In geometry, understanding the concept of "area" is crucial when dealing with shapes. The area is defined as the measure of the surface contained within a shape. For rectangles, a common geometric figure, the formula used is straightforward:

• Area of a rectangle = Length × Width (\( A = l \times w \)).

This means you multiply the length of one side by the length of the adjacent side.
Consider measuring the carpet needed to cover a room - the carpet required would be determined by the area of that room. If you know two of the parameters (in this case, the area and one dimension), you can solve for the unknown dimension. In problems like our exercise, knowing the area allows us to set up equations that aid in finding the shape's dimensions.

The perimeter of a shape refers to the total distance around the shape. It's like the path you would trace if you walked around the entire boundary. For a rectangle, the perimeter can be calculated using this formula:

• Perimeter of a rectangle = 2 × (Length + Width) (\( P = 2(l + w) \)).
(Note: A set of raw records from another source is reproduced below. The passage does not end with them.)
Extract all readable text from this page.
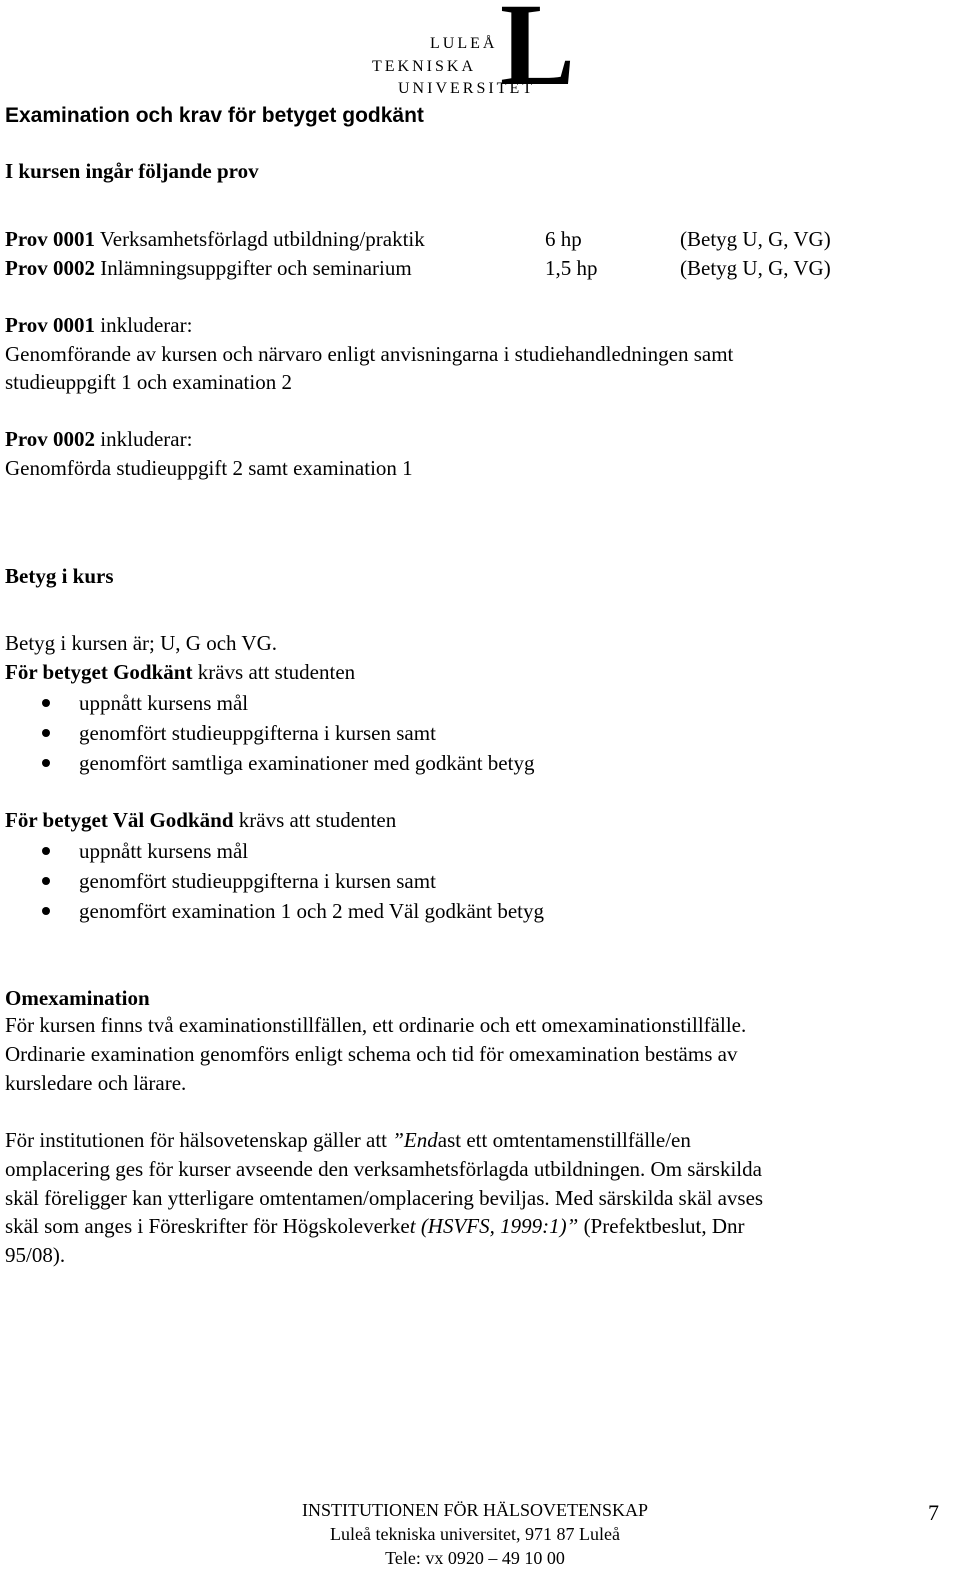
LULEÅ
TEKNISKA
UNIVERSITET
L
Examination och krav för betyget godkänt
I kursen ingår följande prov
Prov 0001 Verksamhetsförlagd utbildning/praktik	6 hp	(Betyg U, G, VG)
Prov 0002 Inlämningsuppgifter och seminarium	1,5 hp	(Betyg U, G, VG)
Prov 0001 inkluderar:
Genomförande av kursen och närvaro enligt anvisningarna i studiehandledningen samt
studieuppgift 1 och examination 2
Prov 0002 inkluderar:
Genomförda studieuppgift 2 samt examination 1
Betyg i kurs
Betyg i kursen är; U, G och VG.
För betyget Godkänt krävs att studenten
uppnått kursens mål
genomfört studieuppgifterna i kursen samt
genomfört samtliga examinationer med godkänt betyg
För betyget Väl Godkänd krävs att studenten
uppnått kursens mål
genomfört studieuppgifterna i kursen samt
genomfört examination 1 och 2 med Väl godkänt betyg
Omexamination
För kursen finns två examinationstillfällen, ett ordinarie och ett omexaminationstillfälle.
Ordinarie examination genomförs enligt schema och tid för omexamination bestäms av
kursledare och lärare.
För institutionen för hälsovetenskap gäller att ”Endast ett omtentamenstillfälle/en
omplacering ges för kurser avseende den verksamhetsförlagda utbildningen. Om särskilda
skäl föreligger kan ytterligare omtentamen/omplacering beviljas. Med särskilda skäl avses
skäl som anges i Föreskrifter för Högskoleverket (HSVFS, 1999:1)” (Prefektbeslut, Dnr
95/08).
INSTITUTIONEN FÖR HÄLSOVETENSKAP
Luleå tekniska universitet, 971 87 Luleå
Tele: vx 0920 – 49 10 00
7
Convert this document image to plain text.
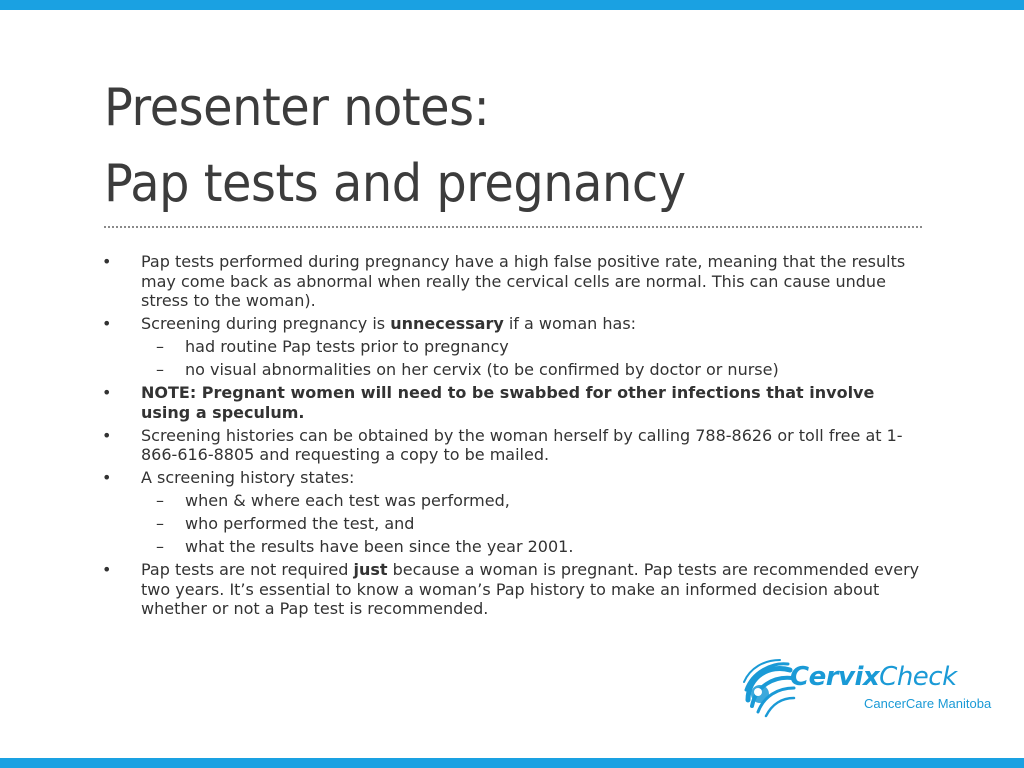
Presenter notes:
Pap tests and pregnancy
• Pap tests performed during pregnancy have a high false positive rate, meaning that the results may come back as abnormal when really the cervical cells are normal. This can cause undue stress to the woman).
• Screening during pregnancy is unnecessary if a woman has:
– had routine Pap tests prior to pregnancy
– no visual abnormalities on her cervix (to be confirmed by doctor or nurse)
• NOTE: Pregnant women will need to be swabbed for other infections that involve using a speculum.
• Screening histories can be obtained by the woman herself by calling 788-8626 or toll free at 1-866-616-8805 and requesting a copy to be mailed.
• A screening history states:
– when & where each test was performed,
– who performed the test, and
– what the results have been since the year 2001.
• Pap tests are not required just because a woman is pregnant. Pap tests are recommended every two years. It’s essential to know a woman’s Pap history to make an informed decision about whether or not a Pap test is recommended.
CervixCheck
CancerCare Manitoba
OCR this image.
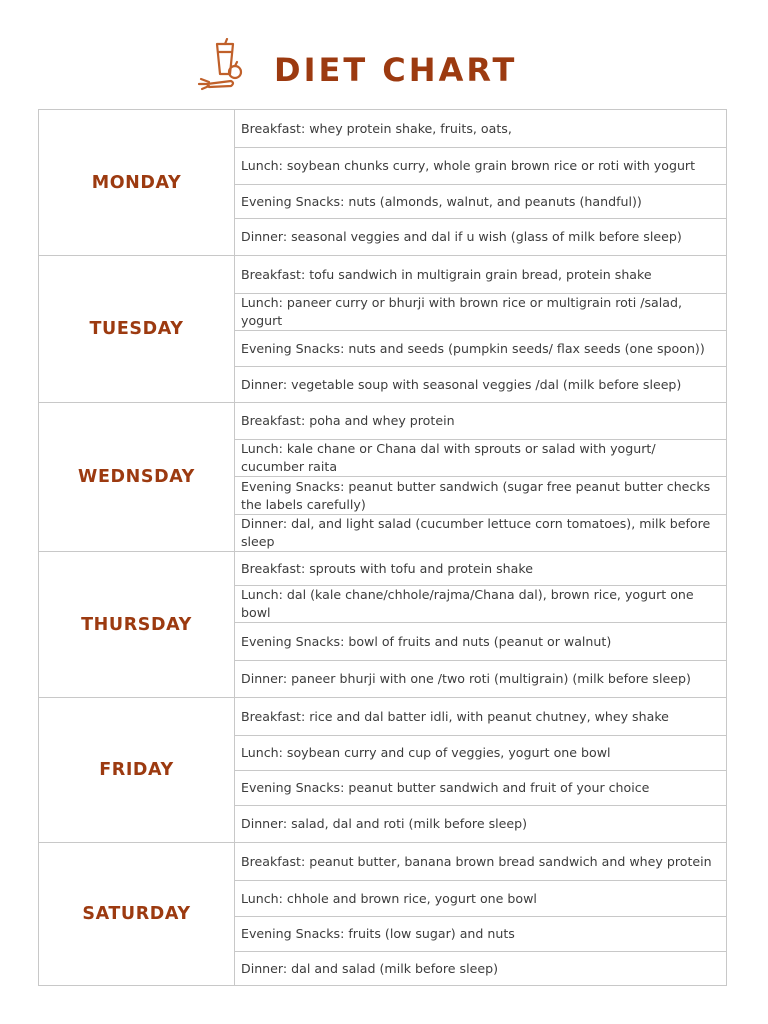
DIET CHART
MONDAY
Breakfast: whey protein shake, fruits, oats,
Lunch: soybean chunks curry, whole grain brown rice or roti with yogurt
Evening Snacks: nuts (almonds, walnut, and peanuts (handful))
Dinner: seasonal veggies and dal if u wish (glass of milk before sleep)
TUESDAY
Breakfast: tofu sandwich in multigrain grain bread, protein shake
Lunch: paneer curry or bhurji with brown rice or multigrain roti /salad, yogurt
Evening Snacks: nuts and seeds (pumpkin seeds/ flax seeds (one spoon))
Dinner: vegetable soup with seasonal veggies /dal (milk before sleep)
WEDNSDAY
Breakfast: poha and whey protein
Lunch: kale chane or Chana dal with sprouts or salad with yogurt/ cucumber raita
Evening Snacks: peanut butter sandwich (sugar free peanut butter checks the labels carefully)
Dinner: dal, and light salad (cucumber lettuce corn tomatoes), milk before sleep
THURSDAY
Breakfast: sprouts with tofu and protein shake
Lunch: dal (kale chane/chhole/rajma/Chana dal), brown rice, yogurt one bowl
Evening Snacks: bowl of fruits and nuts (peanut or walnut)
Dinner: paneer bhurji with one /two roti (multigrain) (milk before sleep)
FRIDAY
Breakfast: rice and dal batter idli, with peanut chutney, whey shake
Lunch: soybean curry and cup of veggies, yogurt one bowl
Evening Snacks: peanut butter sandwich and fruit of your choice
Dinner: salad, dal and roti (milk before sleep)
SATURDAY
Breakfast: peanut butter, banana brown bread sandwich and whey protein
Lunch: chhole and brown rice, yogurt one bowl
Evening Snacks: fruits (low sugar) and nuts
Dinner: dal and salad (milk before sleep)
This formula comes from the fact that a rectangle has two lengths and two widths. Perimeter problems often ask for missing dimensions or the space around a shape, making it an essential concept in geometry.
In our exercise, understanding perimeter helped set up the equation to simplify the task of finding the dimensions. When combined with the area, these fresh perspectives provide two simultaneous equations you'd need to solve, leading us to discover the actual size and dimension of the geometric shape.

Quadratic equations are a type of polynomial equation that includes a variable raised to the second power. They take the form:

• \( ax^2 + bx + c = 0 \)

where \( a, b, \) and \( c \) are constants, and \( x \) is the variable.
Solving these can involve various methods like factoring, using the quadratic formula, or completing the square. In the solved exercise, factoring was used where the quadratic equation was expressed as:

• \( w^2 - 27w + 180 = 0 \)

This equation was factored into \((w - 15)(w - 12) = 0 \).
By setting each factor to zero, you find the solutions \( w = 15 \) or \( w = 12 \). Quadratic equations are foundational in algebra and appear widely in various mathematical applications, making them vital for solving problems related to areas and perimeters in geometry.